Page 1 of 1

Parsing Emails

Posted: Mon Dec 18, 2006 5:16 pm
by aliasxneo
Here is the current code I'm using for parsing emails:

Code: Select all

<?php

class mail
{
	var $content;
	var $header;
	var $from;
	var $to;
	var $subject;
	var $message;
	
	var $sql_host = "localhost";
	var $sql_user = "";
	var $sql_pass = "";
	var $sql_db = "";
	
	function read()
	{
		$handle = fopen("php://stdin", "r");
		
		while (!feof($handle)) {
			$this->content .= fread($handle, 1024);
		}
		fclose($handle);
		
		$this->parse();
	}
	
	function parse()
	{
		if (empty($this->content))
		{
			$this->new_error("No content recieved");
		}
		
		$lines = split("\n", $this->content);
		
		foreach ($lines as $line)
		{
			if ($gmessage)
			{
				$this->message .= $line . "\n";
				continue;
			}
			
			if (preg_match("/^Subject: (.*)/", $line, $matches))
			{
				$this->subject = $matches[1];
			}
			
			if (preg_match("/^From: (.*)/", $line, $matches)) 
			{
				$this->from = $matches[1];
			}
			
			if (preg_match("/^To: (.*)/", $line, $matches)) 
			{
				$this->to = $matches[1];
			}
			
			if (trim($line) == "")
			{
				$gmessage = TRUE;
			} else {
				$this->header .= $line . "\n";
			}
		}
		
		if (mysql_connect($this->sql_host, $this->sql_user, $this->sql_pass))
		{
			if (mysql_select_db($this->sql_db))
			{
				$this->message = mysql_escape_string($this->message);
				$sql = "INSERT INTO `messages` (`id`, `from`, `to`, `subject`, `message`, `read`) VALUES ";
				$sql .= "('', '" . $this->from . "', '" . $this->to . "', '" . $this->subject . "', '" . $this->message . "', 0)";
				mysql_query($sql);
			}
		} else {
			$this->new_error("Error connecting to database");
		}
	}
	
	function new_error($message)
	{
		$fh = fopen("/home/coolmail/public_html/error.txt","w+");
		fwrite($fh,$message);
		fclose($fh);
	}
	
}

$mail = new mail();
$mail->read();

?>
It works fine, everything get's inserted, except that I have one problem with the message part. Here is what the data inserted into the database looks like for the message part:
------=_Part_24188_30459578.1166483533205
Content-Type: text/plain; charset=ISO-8859-1; format=flowed
Content-Transfer-Encoding: 7bit
Content-Disposition: inline

I am just testing this new mal script!

It's cool eh?

------=_Part_24188_30459578.1166483533205
Content-Type: text/html; charset=ISO-8859-1
Content-Transfer-Encoding: 7bit
Content-Disposition: inline

I am just testing this new mal script!<br><br>It's cool eh?<br>

------=_Part_24188_30459578.1166483533205--
It shouldn't be like that, and the tutorial that I read said that the message starts after a new line. Do all emails contain something like this? I sent the email using Gmail, is Gmail only specific with this? Also, does anyone have any good ideas on how I should parse this to get the HTML message out? Thanks.

Cheers,
- Josh

Posted: Mon Dec 18, 2006 5:48 pm
by feyd
That's how emails look in reality. If you're not convinced you can see the same in Gmail too: while reading an email there is a down arrow to the right of the reply button (Image). If clicked it will show a dialog that contains "show original" which will open in a new window/tab.

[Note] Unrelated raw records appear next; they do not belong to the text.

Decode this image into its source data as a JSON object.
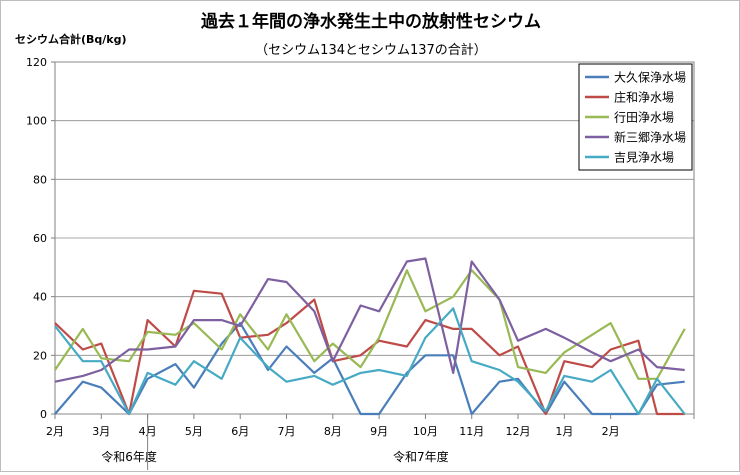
{
  "chart_data": {
    "type": "line",
    "title": "過去１年間の浄水発生土中の放射性セシウム",
    "subtitle": "（セシウム134とセシウム137の合計）",
    "ylabel": "セシウム合計(Bq/kg)",
    "xlabel": "",
    "ylim": [
      0,
      120
    ],
    "yticks": [
      0,
      20,
      40,
      60,
      80,
      100,
      120
    ],
    "grid": true,
    "legend_position": "top-right",
    "month_labels": [
      "2月",
      "3月",
      "4月",
      "5月",
      "6月",
      "7月",
      "8月",
      "9月",
      "10月",
      "11月",
      "12月",
      "1月",
      "2月"
    ],
    "year_labels": [
      "令和6年度",
      "令和7年度"
    ],
    "x_range": [
      0,
      26
    ],
    "x": [
      0,
      0.6,
      1,
      1.6,
      2,
      2.6,
      3,
      3.6,
      4,
      4.6,
      5,
      5.6,
      6,
      6.6,
      7,
      7.6,
      8,
      8.6,
      9,
      9.6,
      10,
      10.6,
      11,
      11.6,
      12,
      12.6,
      13,
      13.6
    ],
    "series": [
      {
        "name": "大久保浄水場",
        "color": "#4a7ebb",
        "values": [
          0,
          11,
          9,
          0,
          12,
          17,
          9,
          24,
          31,
          15,
          23,
          14,
          19,
          0,
          0,
          14,
          20,
          20,
          0,
          11,
          12,
          0,
          11,
          0,
          0,
          0,
          10,
          11
        ]
      },
      {
        "name": "庄和浄水場",
        "color": "#be4b48",
        "values": [
          31,
          22,
          24,
          0,
          32,
          23,
          42,
          41,
          26,
          27,
          31,
          39,
          18,
          20,
          25,
          23,
          32,
          29,
          29,
          20,
          23,
          0,
          18,
          16,
          22,
          25,
          0,
          0
        ]
      },
      {
        "name": "行田浄水場",
        "color": "#98b954",
        "values": [
          15,
          29,
          19,
          18,
          28,
          27,
          31,
          22,
          34,
          22,
          34,
          18,
          24,
          16,
          26,
          49,
          35,
          40,
          49,
          39,
          16,
          14,
          21,
          27,
          31,
          12,
          12,
          29
        ]
      },
      {
        "name": "新三郷浄水場",
        "color": "#7d60a0",
        "values": [
          11,
          13,
          15,
          22,
          22,
          23,
          32,
          32,
          30,
          46,
          45,
          35,
          18,
          37,
          35,
          52,
          53,
          14,
          52,
          39,
          25,
          29,
          26,
          21,
          18,
          22,
          16,
          15
        ]
      },
      {
        "name": "吉見浄水場",
        "color": "#46aac4",
        "values": [
          30,
          18,
          18,
          0,
          14,
          10,
          18,
          12,
          26,
          16,
          11,
          13,
          10,
          14,
          15,
          13,
          26,
          36,
          18,
          15,
          11,
          1,
          13,
          11,
          15,
          0,
          12,
          0
        ]
      }
    ]
  }
}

Posted: Mon Dec 18, 2006 5:51 pm
by aliasxneo
So all emails contain a plain text version and an html version? I just want to be sure before I incorporate it into my script since I will be receiving emails from a variety of different systems.

Posted: Mon Dec 18, 2006 5:54 pm
by feyd
No, not ever email contains them. Email has been around far longer than web pages and HTML. ;)

Posted: Mon Dec 18, 2006 6:02 pm
by aliasxneo
So my question is how can I ensure that the message will be displayed properly without things like the content-type tags I showed in my first post?

Posted: Mon Dec 18, 2006 11:09 pm
by feyd
If it's handed (with the full headers) to an email client, it should work as the client will understand what parts to use. If this is for a web based email, the part you extract automatically would depend on the person's personal preferences to text versus html emails. The code required to extract the relevant section(s) can be complicated, for on the basic level quite simple. In the headers a "boundary" will be defined. When a new part is encountered, that boundary will be present.